146 Ga. App. 386 | Ga. Ct. App. | 1978

McMurray, Judge.

Defendant was indicted for the offense of murder, convicted of voluntary manslaughter, and sentenced to serve a term of 10 years. Defendant appeals. Held:

1. When the police were called to the home of the deceased by the defendant she admitted to the officer that she had shot her husband, contending that she did so because of undue harrassment. However, during the trial when she testified as a witness her testimony was that he attempted to force her to perform an unnatural sex act upon him which she refused to do and thereafter she obtained a shotgun; contending that she did not intend to use the gun on him, that she did not check it to see if it was loaded, nor did she know whether it was cocked; that he then attempted to assault her the second time, she did not *387remember pulling the trigger, but it "just went off.” The stepson of the victim and the son of the defendant testified that he heard arguing, and noises during the night, then a shot. The coroner was called as a witness who testified he was a doctor of internal medicine and the coroner of Chatham County. His qualifications as an expert (a physician) were then stipulated. He then testified: He had occasion to see the body of the deceased at a hospital morgue; made a preliminary inspection of the body; his inspection revealed a gaping wound over the lower end of the breastbone, rather jagged and sizable "between the size of a quarter and a fifty cent piece,” and "it appeared to be that of a shotgun blast.” A probing of the wound revealed that there was shotgun wadding within the wound, which was removed, and an autopsy was performed on the body. He then read a letter as to his findings which were that, "[t]he cause of death was massive laceration of the heart due to gunshot wound, shotgun wound.” He then testified the cause of death was "[pjenetration of the heart by a shotgun blast.” However, on cross examination he testified that he did not examine the heart but that his opinion was based on the direction of the shotgun blast, "and my knowledge of where the heart was.” Further, on cross examination, he admitted that he did not stay for the autopsy. At no time did the coroner testify as to the statements and conclusions made by a pathologist, nor did the court, as alleged, allow him to read into the record the conclusions of the pathologist. The record does not disclose this, although the witness did read into the record a certificate which reflected "his findings.” There is no merit in the first complaint.
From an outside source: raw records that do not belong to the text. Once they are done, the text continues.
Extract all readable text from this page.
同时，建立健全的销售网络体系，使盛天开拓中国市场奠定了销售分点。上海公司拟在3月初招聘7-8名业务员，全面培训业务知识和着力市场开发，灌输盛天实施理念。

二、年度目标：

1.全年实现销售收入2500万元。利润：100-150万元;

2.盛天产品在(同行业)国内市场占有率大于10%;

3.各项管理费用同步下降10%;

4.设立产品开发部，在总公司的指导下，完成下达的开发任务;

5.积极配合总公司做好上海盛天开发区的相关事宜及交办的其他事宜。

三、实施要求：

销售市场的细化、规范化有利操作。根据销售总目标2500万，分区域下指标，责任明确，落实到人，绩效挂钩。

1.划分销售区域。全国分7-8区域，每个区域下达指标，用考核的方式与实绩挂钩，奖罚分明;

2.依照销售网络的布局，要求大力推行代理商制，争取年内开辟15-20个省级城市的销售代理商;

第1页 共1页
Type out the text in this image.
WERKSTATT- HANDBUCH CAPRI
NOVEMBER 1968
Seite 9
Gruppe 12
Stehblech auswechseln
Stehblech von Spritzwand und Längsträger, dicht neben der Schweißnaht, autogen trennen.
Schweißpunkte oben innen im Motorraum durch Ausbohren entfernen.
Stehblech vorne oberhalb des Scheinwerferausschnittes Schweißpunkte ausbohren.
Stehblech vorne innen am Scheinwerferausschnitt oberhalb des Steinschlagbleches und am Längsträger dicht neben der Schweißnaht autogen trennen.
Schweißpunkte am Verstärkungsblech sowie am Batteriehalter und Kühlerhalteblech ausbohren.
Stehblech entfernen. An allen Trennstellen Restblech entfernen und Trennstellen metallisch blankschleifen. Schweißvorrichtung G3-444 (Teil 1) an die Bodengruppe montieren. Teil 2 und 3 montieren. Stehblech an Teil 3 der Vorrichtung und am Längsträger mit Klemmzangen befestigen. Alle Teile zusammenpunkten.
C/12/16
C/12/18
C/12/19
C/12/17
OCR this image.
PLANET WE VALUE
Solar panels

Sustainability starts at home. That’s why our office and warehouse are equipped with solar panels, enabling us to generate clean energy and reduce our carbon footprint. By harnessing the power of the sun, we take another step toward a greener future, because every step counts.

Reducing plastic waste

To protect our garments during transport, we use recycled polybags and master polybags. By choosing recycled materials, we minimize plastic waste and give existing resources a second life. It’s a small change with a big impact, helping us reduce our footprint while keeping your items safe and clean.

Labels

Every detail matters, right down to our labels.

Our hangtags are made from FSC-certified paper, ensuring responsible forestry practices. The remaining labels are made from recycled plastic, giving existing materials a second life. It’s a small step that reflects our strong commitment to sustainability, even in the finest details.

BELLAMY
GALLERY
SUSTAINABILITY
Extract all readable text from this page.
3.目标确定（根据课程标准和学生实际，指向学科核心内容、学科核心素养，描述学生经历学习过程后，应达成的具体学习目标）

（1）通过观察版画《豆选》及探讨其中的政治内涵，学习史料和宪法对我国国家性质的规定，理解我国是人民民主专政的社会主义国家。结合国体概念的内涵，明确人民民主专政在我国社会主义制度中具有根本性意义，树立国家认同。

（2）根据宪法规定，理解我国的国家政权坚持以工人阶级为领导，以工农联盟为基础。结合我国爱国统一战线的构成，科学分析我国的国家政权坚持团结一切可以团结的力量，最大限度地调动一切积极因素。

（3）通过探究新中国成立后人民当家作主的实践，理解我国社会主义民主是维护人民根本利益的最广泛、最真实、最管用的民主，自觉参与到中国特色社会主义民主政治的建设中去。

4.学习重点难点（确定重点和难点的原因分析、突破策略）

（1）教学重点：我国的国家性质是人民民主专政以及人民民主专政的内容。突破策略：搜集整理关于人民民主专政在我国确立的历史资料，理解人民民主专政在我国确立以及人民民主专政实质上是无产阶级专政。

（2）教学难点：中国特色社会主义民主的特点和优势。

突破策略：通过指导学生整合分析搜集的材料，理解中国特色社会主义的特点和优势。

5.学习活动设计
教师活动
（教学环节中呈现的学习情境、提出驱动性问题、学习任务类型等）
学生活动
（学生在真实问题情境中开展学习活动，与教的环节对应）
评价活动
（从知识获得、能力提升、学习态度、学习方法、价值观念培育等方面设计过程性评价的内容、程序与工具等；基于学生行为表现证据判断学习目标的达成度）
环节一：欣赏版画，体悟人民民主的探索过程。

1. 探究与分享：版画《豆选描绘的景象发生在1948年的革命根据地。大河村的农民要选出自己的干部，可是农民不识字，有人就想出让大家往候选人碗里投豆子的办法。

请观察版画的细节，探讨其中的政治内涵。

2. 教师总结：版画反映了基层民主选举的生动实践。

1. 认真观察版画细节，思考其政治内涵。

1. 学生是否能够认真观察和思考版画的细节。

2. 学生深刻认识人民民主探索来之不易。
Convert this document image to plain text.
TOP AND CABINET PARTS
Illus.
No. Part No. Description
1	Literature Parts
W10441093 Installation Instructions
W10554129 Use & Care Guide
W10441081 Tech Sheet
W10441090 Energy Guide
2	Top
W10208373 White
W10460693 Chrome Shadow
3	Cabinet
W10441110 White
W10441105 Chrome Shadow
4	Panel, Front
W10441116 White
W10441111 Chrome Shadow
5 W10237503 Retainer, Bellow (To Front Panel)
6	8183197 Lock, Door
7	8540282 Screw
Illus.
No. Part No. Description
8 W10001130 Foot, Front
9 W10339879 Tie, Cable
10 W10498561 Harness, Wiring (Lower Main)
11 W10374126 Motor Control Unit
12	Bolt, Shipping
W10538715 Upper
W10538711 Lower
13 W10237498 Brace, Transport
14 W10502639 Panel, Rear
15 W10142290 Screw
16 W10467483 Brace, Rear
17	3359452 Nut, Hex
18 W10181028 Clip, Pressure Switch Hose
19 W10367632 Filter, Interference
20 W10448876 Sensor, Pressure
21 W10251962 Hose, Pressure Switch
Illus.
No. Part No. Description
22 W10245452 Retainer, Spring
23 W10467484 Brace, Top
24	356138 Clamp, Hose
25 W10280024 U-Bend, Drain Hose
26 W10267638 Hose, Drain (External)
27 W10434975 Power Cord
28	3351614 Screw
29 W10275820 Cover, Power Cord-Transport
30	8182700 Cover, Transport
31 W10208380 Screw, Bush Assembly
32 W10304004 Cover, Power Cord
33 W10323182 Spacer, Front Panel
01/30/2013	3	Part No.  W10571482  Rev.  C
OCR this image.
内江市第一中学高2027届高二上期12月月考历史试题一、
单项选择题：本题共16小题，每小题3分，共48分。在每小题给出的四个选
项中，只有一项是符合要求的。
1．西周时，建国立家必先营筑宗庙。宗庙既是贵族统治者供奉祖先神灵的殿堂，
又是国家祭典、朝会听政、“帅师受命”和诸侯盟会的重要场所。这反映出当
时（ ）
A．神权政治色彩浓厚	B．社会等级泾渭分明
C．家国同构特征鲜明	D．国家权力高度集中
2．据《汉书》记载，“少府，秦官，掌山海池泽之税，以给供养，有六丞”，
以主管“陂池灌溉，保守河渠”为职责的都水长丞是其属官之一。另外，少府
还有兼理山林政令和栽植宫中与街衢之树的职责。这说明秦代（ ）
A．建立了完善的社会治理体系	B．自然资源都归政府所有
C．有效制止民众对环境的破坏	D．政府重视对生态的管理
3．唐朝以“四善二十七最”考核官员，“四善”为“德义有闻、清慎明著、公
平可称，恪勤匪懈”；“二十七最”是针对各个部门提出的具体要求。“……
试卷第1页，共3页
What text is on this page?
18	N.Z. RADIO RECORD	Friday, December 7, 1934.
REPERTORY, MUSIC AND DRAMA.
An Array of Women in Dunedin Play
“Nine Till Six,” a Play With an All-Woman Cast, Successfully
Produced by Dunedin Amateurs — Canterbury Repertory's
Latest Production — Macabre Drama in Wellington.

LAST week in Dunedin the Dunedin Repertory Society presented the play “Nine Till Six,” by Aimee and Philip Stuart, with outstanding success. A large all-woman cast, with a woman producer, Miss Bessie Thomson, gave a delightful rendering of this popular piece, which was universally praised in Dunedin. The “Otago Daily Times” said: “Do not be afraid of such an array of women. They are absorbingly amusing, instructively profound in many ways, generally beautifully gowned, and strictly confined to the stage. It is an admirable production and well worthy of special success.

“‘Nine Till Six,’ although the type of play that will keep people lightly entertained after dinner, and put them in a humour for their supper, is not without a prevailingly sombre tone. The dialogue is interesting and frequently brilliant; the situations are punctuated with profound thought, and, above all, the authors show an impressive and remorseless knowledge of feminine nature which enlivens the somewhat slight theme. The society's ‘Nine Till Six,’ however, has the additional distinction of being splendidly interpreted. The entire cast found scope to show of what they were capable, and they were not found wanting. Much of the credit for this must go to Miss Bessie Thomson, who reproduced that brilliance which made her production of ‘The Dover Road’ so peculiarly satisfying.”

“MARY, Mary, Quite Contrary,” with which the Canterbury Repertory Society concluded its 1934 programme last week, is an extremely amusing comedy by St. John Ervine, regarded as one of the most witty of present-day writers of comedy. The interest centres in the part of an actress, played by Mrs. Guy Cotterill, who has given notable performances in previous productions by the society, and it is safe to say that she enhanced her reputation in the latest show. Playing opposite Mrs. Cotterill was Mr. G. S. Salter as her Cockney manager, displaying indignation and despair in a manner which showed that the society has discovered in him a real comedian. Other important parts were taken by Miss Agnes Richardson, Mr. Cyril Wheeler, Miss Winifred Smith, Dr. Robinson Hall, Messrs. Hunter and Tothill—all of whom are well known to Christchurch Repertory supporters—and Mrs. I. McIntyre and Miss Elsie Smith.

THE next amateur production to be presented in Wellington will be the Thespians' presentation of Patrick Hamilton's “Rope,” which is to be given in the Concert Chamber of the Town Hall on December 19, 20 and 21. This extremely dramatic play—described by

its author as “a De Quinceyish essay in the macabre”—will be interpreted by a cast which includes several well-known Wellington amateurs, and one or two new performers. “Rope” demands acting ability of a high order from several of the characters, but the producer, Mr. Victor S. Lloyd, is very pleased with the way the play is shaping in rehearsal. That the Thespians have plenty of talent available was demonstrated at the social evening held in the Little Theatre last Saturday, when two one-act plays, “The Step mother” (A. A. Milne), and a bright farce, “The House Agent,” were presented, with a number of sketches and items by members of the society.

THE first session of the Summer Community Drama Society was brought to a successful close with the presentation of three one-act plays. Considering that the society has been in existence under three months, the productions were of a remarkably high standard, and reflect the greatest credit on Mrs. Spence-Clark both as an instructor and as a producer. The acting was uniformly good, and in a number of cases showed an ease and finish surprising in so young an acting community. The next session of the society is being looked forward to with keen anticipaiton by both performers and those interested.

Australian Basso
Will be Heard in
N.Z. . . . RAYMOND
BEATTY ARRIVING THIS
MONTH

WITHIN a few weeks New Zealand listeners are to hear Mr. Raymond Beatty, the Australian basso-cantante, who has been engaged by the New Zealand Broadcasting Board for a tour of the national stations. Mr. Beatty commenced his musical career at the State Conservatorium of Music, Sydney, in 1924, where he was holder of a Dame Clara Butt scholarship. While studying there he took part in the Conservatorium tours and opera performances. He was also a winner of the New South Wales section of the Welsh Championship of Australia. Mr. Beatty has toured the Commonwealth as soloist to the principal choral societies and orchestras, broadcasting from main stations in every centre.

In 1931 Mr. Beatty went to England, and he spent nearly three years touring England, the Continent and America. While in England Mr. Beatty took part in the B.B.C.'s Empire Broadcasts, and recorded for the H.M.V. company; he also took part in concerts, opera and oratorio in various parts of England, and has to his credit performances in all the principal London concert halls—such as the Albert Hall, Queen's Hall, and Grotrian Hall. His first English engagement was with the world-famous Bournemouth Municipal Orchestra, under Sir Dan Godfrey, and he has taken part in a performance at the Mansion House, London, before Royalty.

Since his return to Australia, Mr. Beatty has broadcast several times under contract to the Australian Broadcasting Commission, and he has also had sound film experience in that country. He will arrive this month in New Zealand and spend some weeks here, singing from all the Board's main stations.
2. The defendant freely and voluntarily admitted that she had shot her husband. There was other evidence and testimony that her husband died of a shotgun wound. She admitted she shot him with a shotgun, albeit her contentions were that it was accidental and/or to defend herself from an unnatural sexual act. Consequently, the motion to dismiss at the close of the state’s evidence "for failure to prove a prima facie case of corpus delicti” is not well taken. There is no merit in this complaint.

3. Based upon the defendant’s own testimony as to the circumstances surrounding the shooting which *388resulted in the death of the deceased the court did not err in charging the jury on voluntary manslaughter. There is no merit in the conclusion that the court erred in charging the jury on voluntary manslaughter inasmuch as there was some evidence from which the jury might determine and did determine that the defendant was guilty of voluntary manslaughter rather than murder. See Gainey v. State, 132 Ga. App. 870 (1) (209 SE2d 687) and cits.

Argued May 4, 1978 Decided June 22, 1978. Elmer Young, Adam P. Cerbone, for appellant. Andrew J. Ryan, III, District Attorney, Joseph D. Newman, Assistant District Attorney, for appellee.

Judgment affirmed.

Quillian, P. J., and Webb, J., concur.